Sensing the appointment might not go so well, I frantically booked this weekend in Whistler. It’s still a lovely place, but I’m not feeling as soothed by the environment. Major Depressive Disorder. It’s a clunky name that weighs heavy.

It’s taken me aback. For the moment, I’ve become the label. Just like I shamefully identified as the loser, the farthead, the faggot so many years ago. Only this time the term doesn’t come from a bully or an agitated sibling. It comes from a professional. It’s not intended to taunt and yet I still feel just as defeated.

Major Depressive Disorder. I’m the same person I was twenty-four hours ago, but now I’ve been seared with a red-hot branding iron. Major Depressive Disorder. A new wound to go with the others. A new name to process.

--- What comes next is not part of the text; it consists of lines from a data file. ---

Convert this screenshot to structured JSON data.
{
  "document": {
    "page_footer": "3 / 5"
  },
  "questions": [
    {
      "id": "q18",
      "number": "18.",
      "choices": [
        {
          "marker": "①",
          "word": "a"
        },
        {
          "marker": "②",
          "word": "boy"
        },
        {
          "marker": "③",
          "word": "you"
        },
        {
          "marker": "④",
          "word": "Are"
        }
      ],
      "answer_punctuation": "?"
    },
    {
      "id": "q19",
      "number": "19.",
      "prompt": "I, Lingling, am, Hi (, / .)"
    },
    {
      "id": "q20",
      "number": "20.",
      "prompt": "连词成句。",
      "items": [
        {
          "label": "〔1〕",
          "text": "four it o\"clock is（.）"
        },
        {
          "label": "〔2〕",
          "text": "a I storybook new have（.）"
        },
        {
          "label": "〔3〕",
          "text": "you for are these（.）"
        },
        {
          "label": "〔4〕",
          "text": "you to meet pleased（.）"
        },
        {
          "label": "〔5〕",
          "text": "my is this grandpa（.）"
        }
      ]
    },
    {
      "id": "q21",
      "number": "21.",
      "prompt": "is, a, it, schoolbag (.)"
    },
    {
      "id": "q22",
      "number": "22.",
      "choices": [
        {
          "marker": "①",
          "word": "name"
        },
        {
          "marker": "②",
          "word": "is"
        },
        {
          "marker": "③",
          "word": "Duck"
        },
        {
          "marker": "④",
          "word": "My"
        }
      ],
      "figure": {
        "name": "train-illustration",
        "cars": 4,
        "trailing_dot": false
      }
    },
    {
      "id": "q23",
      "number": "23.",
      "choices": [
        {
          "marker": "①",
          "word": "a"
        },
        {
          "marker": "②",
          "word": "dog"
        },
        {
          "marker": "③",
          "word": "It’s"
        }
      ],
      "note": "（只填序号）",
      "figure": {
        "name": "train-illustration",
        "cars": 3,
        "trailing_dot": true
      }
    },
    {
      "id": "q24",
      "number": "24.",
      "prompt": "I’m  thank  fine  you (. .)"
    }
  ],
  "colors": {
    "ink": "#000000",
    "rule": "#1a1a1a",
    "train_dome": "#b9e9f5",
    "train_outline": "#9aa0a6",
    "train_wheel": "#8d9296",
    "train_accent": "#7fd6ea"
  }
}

Next week, I’m back with Dr. Seven. It’s a midday appointment, the only one available. I have to miss the whole day of work. But he was insistent. No delays. This name thing is serious business.

4 comments:

Rick Modien said...

RG, I so understand this.
Before Chris and I moved back to the Lower Mainland, five and a half years ago, I saw a counselor over five sessions. I bawled through every one of them. I knew I had some issues that I'd tried to bury, and she sure figured out how to get them out of me. Did me a world of good.
It may not be my place to say this, but I've wondered if your chipperness (is there such a word?) was real, or if your keeping as active as you have been only allowed you to mask it. Your turnaround seemed a little too quick and easy. But I hoped, for your sake, it was genuine.
So here's the deal. It looks like you've finally found a professional who is capable and willing to help you deal with the stuff. Forget about the name of what he says you have. That's far less important than digging in, getting the help you need, and working through it, so you don't have to run away from yourself any more. (Three weekends at home in the past five months? Something's up there, for sure.)
I know you're sore about what happened during your first session, and the name he called you (or your medical condition) seems a little too convenient. But don't get hung up on that. Don't avoid the stuff anymore. Go into each session willing to open yourself up on all levels–to spill your guts, to understand yourself better, and to accept help. It can only benefit you.

Rural Gay said...

Thanks for the comment, Rick.

The cheery nature of posts related to my outings has indeed been real, but that's just me keeping things at a comfy surface level. Many people live their lives going no deeper. (I might say the entire state of Texas does this!) I've enjoyed myself and collected wonderful memories. I cling to the photos and the next weekend's plans to keep me going. None of it takes the place of the work to be done. I've known that all along but I needed to stay distracted until a chance for real help became available.

John Gray said...

I had psychotherapy for a while
Cleaned my mental shit up for sure
Good luck and take care

Rural Gay said...

Thanks, John. Lots of work to do, I suppose. I'm willing to put in the time.